From the context, I guess you'll be studying the convergence of this problem. If that's the case, you will have to repeat the last 2 lines until it converges.
But depending on your actual problem, I think you can improve the initial conditions to speed up convergence by initializing the grid to a temperature different from 0. In the current code your boundary conditions will heat up the complete grid, which takes some time. If you just provide a proper guess for the bulk temperature (in lieu of 0), this can speed up the convergence considerably. In my example I need about 40 steps for convergence up to a certain tolerance, with a proper guess (50 in my case) this can be reduced to about 20 steps for the same tolerance level. For larger grid, I expect to see even larger gains in efficiency.
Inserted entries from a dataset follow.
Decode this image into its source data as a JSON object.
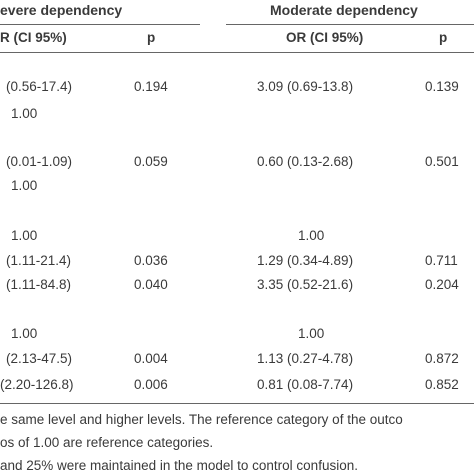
{
  "header": {
    "group_left": "evere dependency",
    "group_right": "Moderate dependency",
    "col_or_left": "R (CI 95%)",
    "col_p_left": "p",
    "col_or_right": "OR (CI 95%)",
    "col_p_right": "p"
  },
  "rows": [
    {
      "or_left": "(0.56-17.4)",
      "p_left": "0.194",
      "or_right": "3.09 (0.69-13.8)",
      "p_right": "0.139"
    },
    {
      "or_left": "1.00",
      "p_left": "",
      "or_right": "",
      "p_right": ""
    },
    {
      "or_left": "(0.01-1.09)",
      "p_left": "0.059",
      "or_right": "0.60 (0.13-2.68)",
      "p_right": "0.501"
    },
    {
      "or_left": "1.00",
      "p_left": "",
      "or_right": "",
      "p_right": ""
    },
    {
      "or_left": "1.00",
      "p_left": "",
      "or_right": "1.00",
      "p_right": ""
    },
    {
      "or_left": "(1.11-21.4)",
      "p_left": "0.036",
      "or_right": "1.29 (0.34-4.89)",
      "p_right": "0.711"
    },
    {
      "or_left": "(1.11-84.8)",
      "p_left": "0.040",
      "or_right": "3.35 (0.52-21.6)",
      "p_right": "0.204"
    },
    {
      "or_left": "1.00",
      "p_left": "",
      "or_right": "1.00",
      "p_right": ""
    },
    {
      "or_left": "(2.13-47.5)",
      "p_left": "0.004",
      "or_right": "1.13 (0.27-4.78)",
      "p_right": "0.872"
    },
    {
      "or_left": "(2.20-126.8)",
      "p_left": "0.006",
      "or_right": "0.81 (0.08-7.74)",
      "p_right": "0.852"
    }
  ],
  "footnotes": {
    "line1": "e same level and higher levels. The reference category of the outco",
    "line2": "os of 1.00 are reference categories.",
    "line3": "and 25% were maintained in the model to control confusion."
  }
}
This converges to the following values (and the mirror image for the other values):
100 100 100 100 100
100 96.502 93.464 91.254 90.097
100 92.989 86.925 82.533 80.245
100 89.229 79.995 73.386 69.974
100 84.579 71.615 62.556 57.963
100 77.78 59.86 47.904 42.037
100 66.515 41.786 26.614 19.565
100 45.939 13.075 -4.3143 -11.72
100 3.4985 -32.392 -46.997 -52.455
100 -100 -100 -100 -100
You can verify that this solution is an approximate fixpoint by verifying that for each element in the bulk it is equal to the calculated average within a certain tolerance.